SANAYİ POLİTİKASININ DÖNÜŞÜ
Burada Şimşek’in açıklamalarını değerlendirmeye kısa bir ara verip, küresel düzeyde yeni gelişen bir politika çerçevesine işaret etmek gerekiyor. Bu yeni pozisyona göre, piyasaların yönlendiriciliğinde gelişen küreselleşme, eşitsizlikleri artırdı, krizleri sıklaştırdı ve Çin’in bir model olarak yükselişi ile birlikte Washington Uzlaşısı olarak adlandırılan neoliberal politika çerçevesi sorgulanmaya başlandı. Özellikle sanayi politikasının geri dönüşü, ABD ve Avrupa’da oluşan yeni ortodoksinin temel bileşenlerinden biri.
Yeni sanayi politikalarında yeni olan kısım şu: Yeşil dönüşüm amacına ulaşılması için gerekli yatırımların yapılması amacıyla kamunun planlayıcı, düzenleyici, finansman sağlayıcı ve risk azaltıcı (de-risking state) bir aktör olarak ekonomideki rolünün daha da artması. Bu yeni ortodoksi, merkez sağ ve sol pozisyonları içeriyor. Bir çeşit yeni hegemonik proje halinde. Bu yeni akımın son çıktılarından biri olan Berlin Zirvesi’ndeki deklarasyon şu tespitten yola çıkıyor: ‘Piyasalar kendi başlarına ne iklim değişikliğini durdurabilir ne de daha az eşitsiz bir servet dağılımına yol açabilir.’ Vardıkları öneri ise yeni sanayi politikalarının çoklu kriz ortamına verilebilecek en iyi yanıt olduğu.

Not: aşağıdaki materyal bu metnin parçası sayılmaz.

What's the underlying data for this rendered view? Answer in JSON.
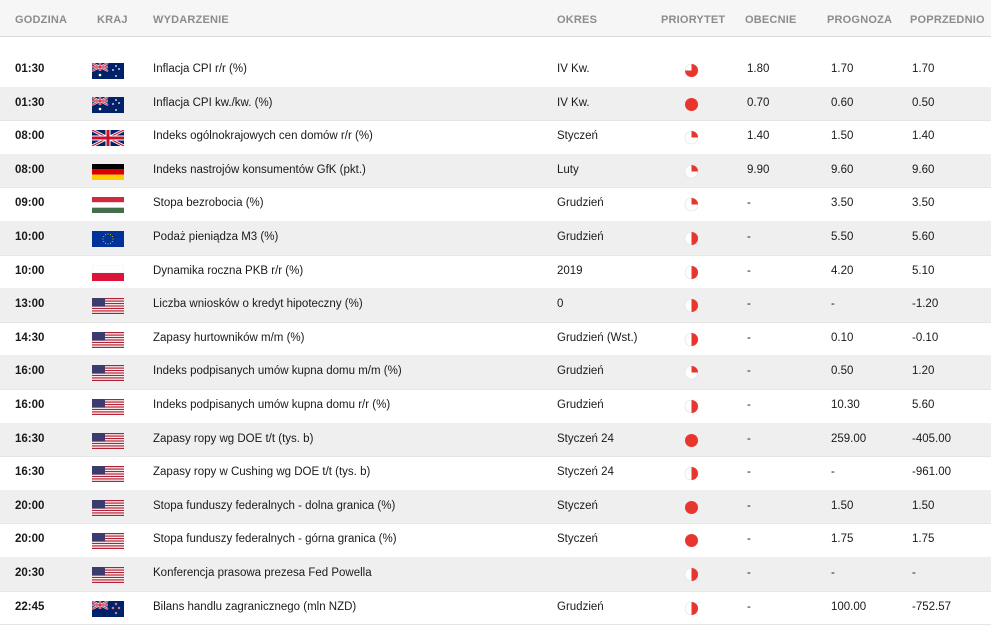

Şimşek, bu yeni küresel ortodoksiyle aynı dili konuşuyor. Yaptığı açıklamalarda enflasyon düşünce ne olacak sorusuna ‘yeni bir sanayi politikasını ve ikiz dönüşümü uygulayacağız’ yanıtını veriyor. Yeni sanayi politikası ile beşeri sermayenin güçlendirilmesi ve yeni becerilerin kazandırılması sonunda ‘katma değer zincirinde yukarıya çıkma’; ikiz dönüşüm ile de enerjideki dönüşüm ve yeşil dönüşüm amaçlarına ulaşmayı sıralanıyor.
Önümüzdeki dönemde bu konuları çok daha detaylı bir şekilde tartışacağız. Ancak şimdiden söyleyebileceğim şu: Bu yeni ortodoksinin Türkiye bağlamındaki siyasi işlevi, ‘iktidarla bütünleşmiş muhalefet’ durumunu daha da pekiştirmek olacak. Zira muhalefetin ekonomik talepleri ve programında bundan öte bir şey yok. Bir başka ifadeyle, Şimşek’in çıkış stratejisi olarak ortaya koydukları, muhalefeti ‘yutacak’ ve yeni bir hegemonik proje inşa edecek şekilde küresel eğilimlerle uyumlu ve güçlü bir iktidar stratejisi.